Vikas Kumar, a college student from near Patriatu in Jharkhand, made an unsuccessful attempt to ride his motorcycle through the blockade at Nagri. “Today [Monday] is the last date to submit my MBA admission form,” he pleaded with the adivasi children half his height who stood in the way with sticks in their hands. “Show us proof,” demanded Nishant Topo, a student of Class VII from a village school nearby.

Nagri, a tribal village 15 km north of Ranchi, has been on the boil since this past July. On Monday the tribals declared an eight-hour bandh and blocked the roads in protest against the government acquisition of 227 acres of these paddy farmers’ land to build the Ranchi campuses of the elite Indian Institute of Management, Indian Institute of Information Technology and the National University of Study & Research in Law (NUSRL).

At 7 a.m., Topo, his school friends Abhishek Oraon and Chandan Oraon, and a dozen other children ranging in age from six to ten years began taking turns with their parents to enforce an eight-hour road blockade to protest acquisition of their farmland. “ Sarkar ko taqleef milega [This will inconvenience the Government],” said Topo (11). Three hours later, the police broke the blockade and detained eight persons.
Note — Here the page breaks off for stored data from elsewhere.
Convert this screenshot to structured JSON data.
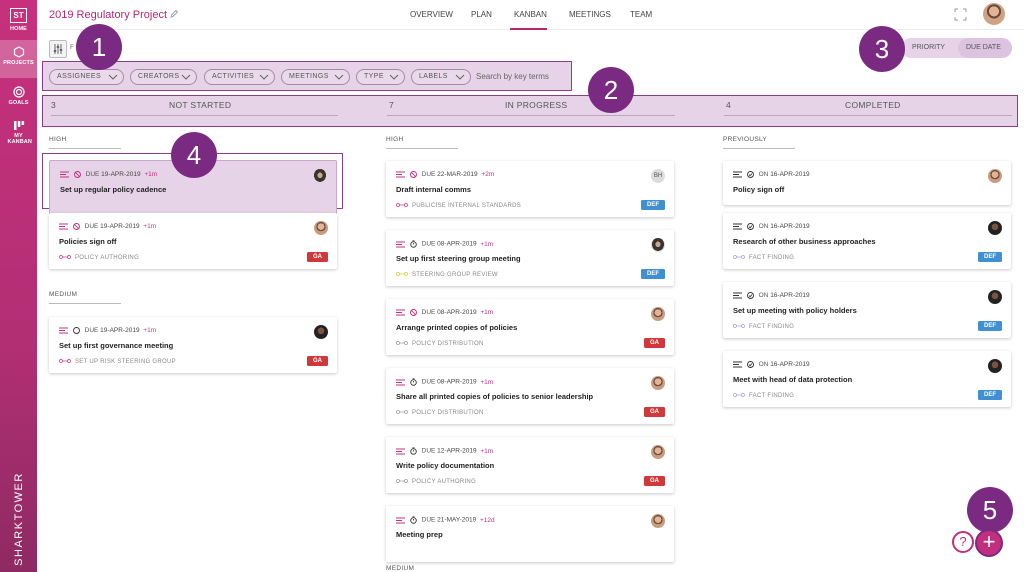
{
  "sidebar": {
    "logo": "ST",
    "items": [
      {
        "label": "HOME",
        "icon": "home-icon"
      },
      {
        "label": "PROJECTS",
        "icon": "hexagon-icon",
        "active": true
      },
      {
        "label": "GOALS",
        "icon": "target-icon"
      },
      {
        "label": "MY KANBAN",
        "icon": "kanban-icon"
      }
    ],
    "brand": "SHARKTOWER"
  },
  "header": {
    "project_title": "2019 Regulatory Project",
    "nav": [
      "OVERVIEW",
      "PLAN",
      "KANBAN",
      "MEETINGS",
      "TEAM"
    ],
    "active_nav": "KANBAN"
  },
  "filters": {
    "label": "F",
    "chips": [
      "ASSIGNEES",
      "CREATORS",
      "ACTIVITIES",
      "MEETINGS",
      "TYPE",
      "LABELS"
    ],
    "search_placeholder": "Search by key terms"
  },
  "sort_toggle": {
    "options": [
      "PRIORITY",
      "DUE DATE"
    ],
    "selected": "DUE DATE"
  },
  "columns": [
    {
      "count": "3",
      "title": "NOT STARTED"
    },
    {
      "count": "7",
      "title": "IN PROGRESS"
    },
    {
      "count": "4",
      "title": "COMPLETED"
    }
  ],
  "groups": {
    "col1_high": "HIGH",
    "col1_medium": "MEDIUM",
    "col2_high": "HIGH",
    "col2_medium": "MEDIUM",
    "col3_previously": "PREVIOUSLY"
  },
  "cards": {
    "c1": {
      "prefix": "DUE",
      "date": "19-APR-2019",
      "extra": "+1m",
      "title": "Set up regular policy cadence",
      "footer": "",
      "badge": ""
    },
    "c2": {
      "prefix": "DUE",
      "date": "19-APR-2019",
      "extra": "+1m",
      "title": "Policies sign off",
      "footer": "POLICY AUTHORING",
      "badge": "GA"
    },
    "c3": {
      "prefix": "DUE",
      "date": "19-APR-2019",
      "extra": "+1m",
      "title": "Set up first governance meeting",
      "footer": "SET UP RISK STEERING GROUP",
      "badge": "GA"
    },
    "p1": {
      "prefix": "DUE",
      "date": "22-MAR-2019",
      "extra": "+2m",
      "title": "Draft internal comms",
      "footer": "PUBLICISE INTERNAL STANDARDS",
      "badge": "DEF",
      "avatar": "BH"
    },
    "p2": {
      "prefix": "DUE",
      "date": "08-APR-2019",
      "extra": "+1m",
      "title": "Set up first steering group meeting",
      "footer": "STEERING GROUP REVIEW",
      "badge": "DEF"
    },
    "p3": {
      "prefix": "DUE",
      "date": "08-APR-2019",
      "extra": "+1m",
      "title": "Arrange printed copies of policies",
      "footer": "POLICY DISTRIBUTION",
      "badge": "GA"
    },
    "p4": {
      "prefix": "DUE",
      "date": "08-APR-2019",
      "extra": "+1m",
      "title": "Share all printed copies of policies to senior leadership",
      "footer": "POLICY DISTRIBUTION",
      "badge": "GA"
    },
    "p5": {
      "prefix": "DUE",
      "date": "12-APR-2019",
      "extra": "+1m",
      "title": "Write policy documentation",
      "footer": "POLICY AUTHORING",
      "badge": "GA"
    },
    "p6": {
      "prefix": "DUE",
      "date": "21-MAY-2019",
      "extra": "+12d",
      "title": "Meeting prep",
      "footer": "",
      "badge": ""
    },
    "d1": {
      "prefix": "ON",
      "date": "16-APR-2019",
      "extra": "",
      "title": "Policy sign off",
      "footer": "",
      "badge": ""
    },
    "d2": {
      "prefix": "ON",
      "date": "16-APR-2019",
      "extra": "",
      "title": "Research of other business approaches",
      "footer": "FACT FINDING",
      "badge": "DEF"
    },
    "d3": {
      "prefix": "ON",
      "date": "16-APR-2019",
      "extra": "",
      "title": "Set up meeting with policy holders",
      "footer": "FACT FINDING",
      "badge": "DEF"
    },
    "d4": {
      "prefix": "ON",
      "date": "16-APR-2019",
      "extra": "",
      "title": "Meet with head of data protection",
      "footer": "FACT FINDING",
      "badge": "DEF"
    }
  },
  "callouts": [
    "1",
    "2",
    "3",
    "4",
    "5"
  ],
  "fab": {
    "help": "?",
    "add": "+"
  },
  "colors": {
    "brand": "#c2307d",
    "highlight_fill": "#e6d3e8",
    "highlight_border": "#8b3d8c",
    "callout": "#7b2a82",
    "badge_ga": "#d0393b",
    "badge_def": "#3f8fd2"
  }
}
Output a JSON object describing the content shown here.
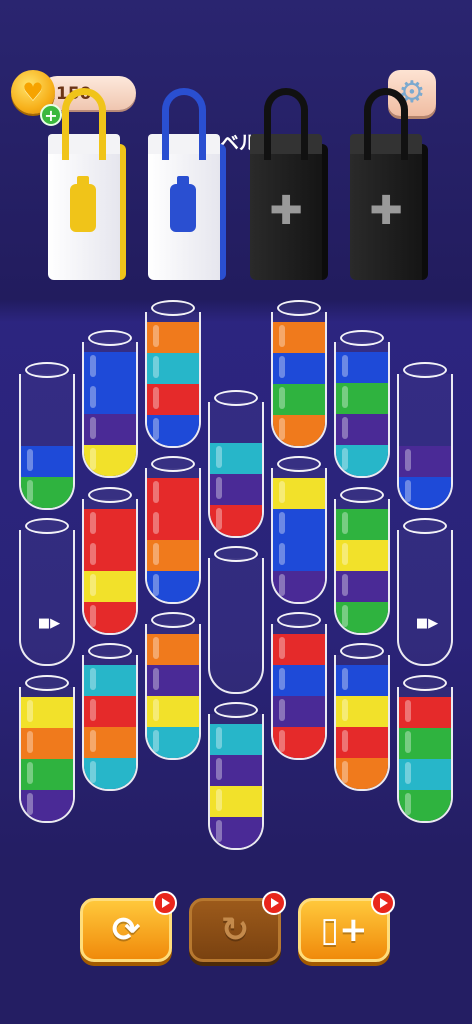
{
  "header": {
    "coins": "150",
    "level_label": "レベル4"
  },
  "bags": [
    {
      "color": "#f0c419",
      "state": "open"
    },
    {
      "color": "#2a4fd1",
      "state": "open"
    },
    {
      "color": "#1a1a1a",
      "state": "locked"
    },
    {
      "color": "#1a1a1a",
      "state": "locked"
    }
  ],
  "tubes": [
    {
      "layers": [
        "#2fb33f",
        "#1e4ad8"
      ]
    },
    {
      "layers": [
        "#f2e12a",
        "#4a2a96",
        "#1e4ad8",
        "#1e4ad8"
      ]
    },
    {
      "layers": [
        "#1e4ad8",
        "#e52a2a",
        "#27b6c9",
        "#f07a1c"
      ]
    },
    {
      "layers": [
        "#e52a2a",
        "#4a2a96",
        "#27b6c9"
      ]
    },
    {
      "layers": [
        "#f07a1c",
        "#2fb33f",
        "#1e4ad8",
        "#f07a1c"
      ]
    },
    {
      "layers": [
        "#27b6c9",
        "#4a2a96",
        "#2fb33f",
        "#1e4ad8"
      ]
    },
    {
      "layers": [
        "#1e4ad8",
        "#4a2a96"
      ]
    },
    {
      "layers": []
    },
    {
      "layers": [
        "#e52a2a",
        "#f2e12a",
        "#e52a2a",
        "#e52a2a"
      ]
    },
    {
      "layers": [
        "#1e4ad8",
        "#f07a1c",
        "#e52a2a",
        "#e52a2a"
      ]
    },
    {
      "layers": []
    },
    {
      "layers": [
        "#4a2a96",
        "#1e4ad8",
        "#1e4ad8",
        "#f2e12a"
      ]
    },
    {
      "layers": [
        "#2fb33f",
        "#4a2a96",
        "#f2e12a",
        "#2fb33f"
      ]
    },
    {
      "layers": []
    },
    {
      "layers": [
        "#4a2a96",
        "#2fb33f",
        "#f07a1c",
        "#f2e12a"
      ]
    },
    {
      "layers": [
        "#27b6c9",
        "#f07a1c",
        "#e52a2a",
        "#27b6c9"
      ]
    },
    {
      "layers": [
        "#27b6c9",
        "#f2e12a",
        "#4a2a96",
        "#f07a1c"
      ]
    },
    {
      "layers": [
        "#4a2a96",
        "#f2e12a",
        "#4a2a96",
        "#27b6c9"
      ]
    },
    {
      "layers": [
        "#e52a2a",
        "#4a2a96",
        "#1e4ad8",
        "#e52a2a"
      ]
    },
    {
      "layers": [
        "#f07a1c",
        "#e52a2a",
        "#f2e12a",
        "#1e4ad8"
      ]
    },
    {
      "layers": [
        "#2fb33f",
        "#27b6c9",
        "#2fb33f",
        "#e52a2a"
      ]
    }
  ],
  "empty_tube_icon": "video-camera-icon",
  "buttons": [
    {
      "name": "shuffle",
      "icon": "shuffle-icon"
    },
    {
      "name": "undo",
      "icon": "undo-icon"
    },
    {
      "name": "add-tube",
      "icon": "add-bottle-icon"
    }
  ],
  "colors": {
    "background": "#241e63",
    "accent": "#f5a623"
  }
}
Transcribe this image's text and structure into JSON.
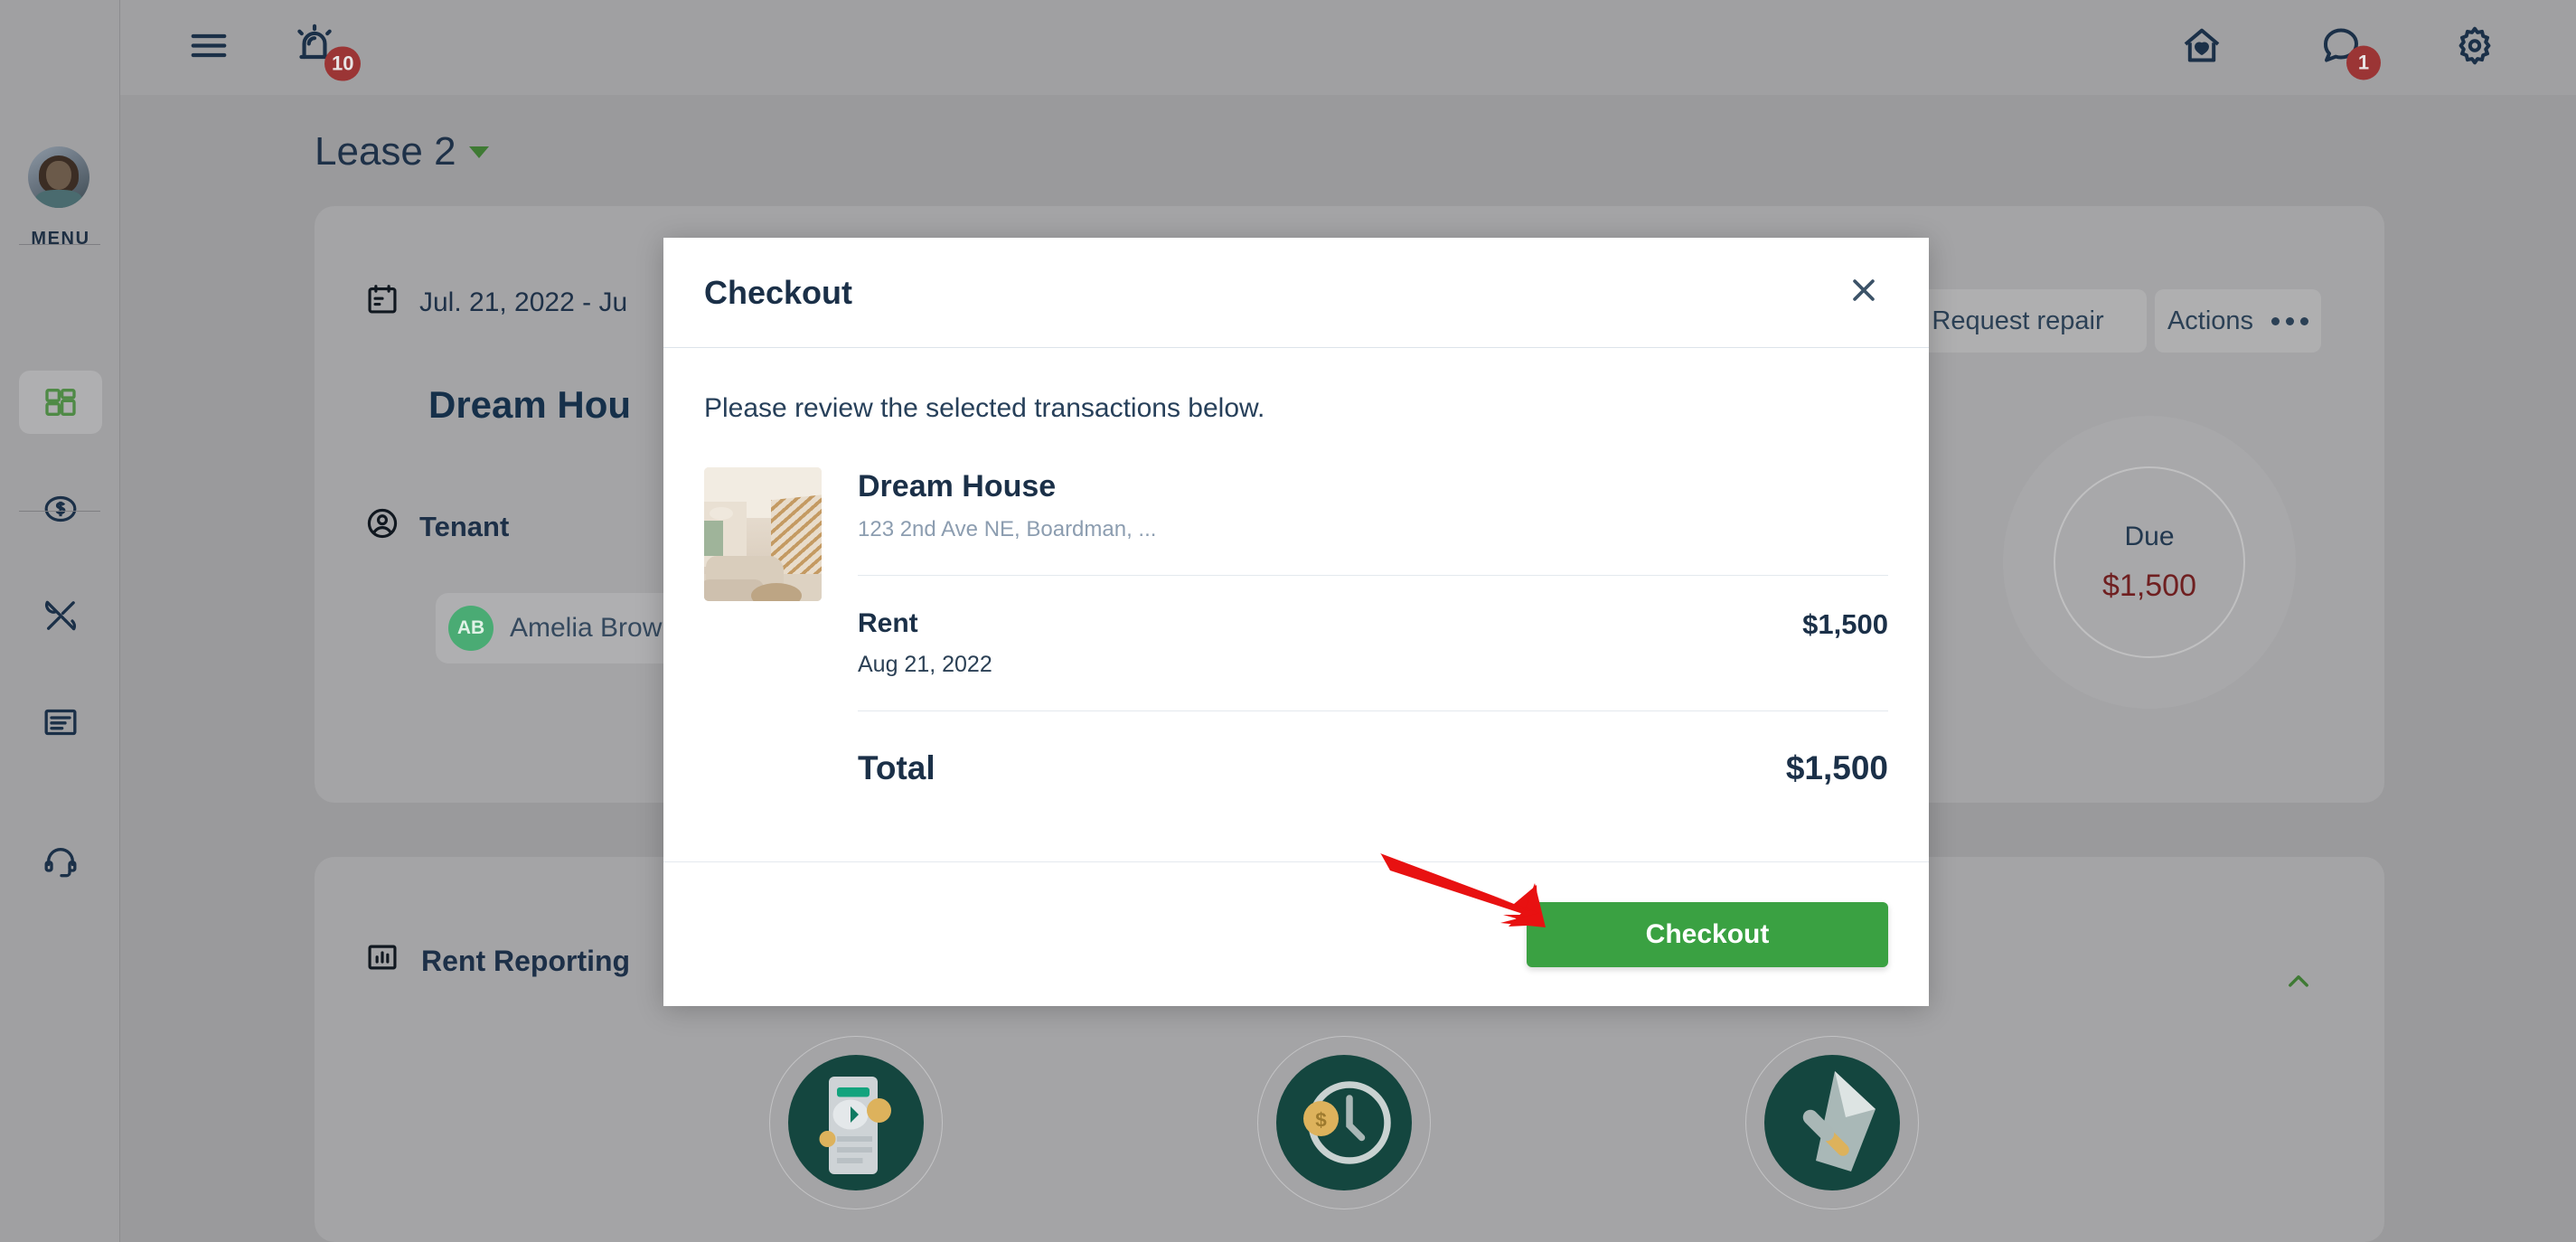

The Government claims it acquired the land from them in 1957-58 to build an extension to Birsa Agricultural University. However, villagers say they first heard of any such proposal only last year – that, too, when they went to local officials to enquire why they were not being compensated for the 13 acres on which the Government had built an extension to the Ranchi Ring Road.

A Right to Information application revealed that of the 153 families to whom the Government had offered a total compensation of Rs.1,55,147 in 1957, only 25 took it at a rate of Rs.2,700 per acre. The rest refused to give up their land. “Government papers show that they took the land under clause 17 (4) of the Land Acquisition Act, which is for situations of urgency such as a railway line or an airport. If it was an emergency, why has it taken the Government 50 years to start work? There is 1,900-acre wasteland nearby in Kanke. Why can’t the Government use that instead?” asks tribal activist Dayamani Barla.

Nagri’s farmers grow paddy, wheat, gram, vegetables and keep cattle. “One acre yields over 80 mann [over 3,200 kg)] of paddy, which is enough food and fodder to last us two years. This land is enough to sustain our generations and pay for our children’s education,” said Parveen Topa Oraon.

“If Nagri land goes, tomorrow ours will go too. This Government is forcefully taking everyone’s land in the name of a new Ranchi, greater Ranchi,” said Gunni Oraon from Chaura Toli village, one of 35 villages that support Nagri’s protest.

From March to June, the villagers sat on a peaceful protest in their fields. In July, when the Government started building a boundary wall on the proposed campuses they demolished the wall and fought the police with sticks and catapults. Last month, former Chief Minister Babulal Marandi of Jharkhand Vikas Morcha (Prajatantrik) led a protest in which thousands tried to cross the police barricade outside the State Assembly, leading to the death of one person.

The issue has continuously escalated and become a symbol of Jharkhand’s people resistance to large-scale land acquisition even as the High Court ruled in favour of the Government. The Supreme Court turned down Nagri villagers’ appeal in June.

“The Chief Justice of the High Court is also the Chancellor of NUSRL. This is a conflict of interest,” alleged Jharkhand Human Rights Movement general secretary Gladson Dungdung .

The Arjun Munda government has since set up a five-member committee to look into the issue. “The families flatly refused to take compensation. We have included that in our report. It is now with the Chief Minister’s Office,” said Revenue Minister Mathura Prasad Mahto, who headed the committee. The report may be presented before the High Court this Wednesday.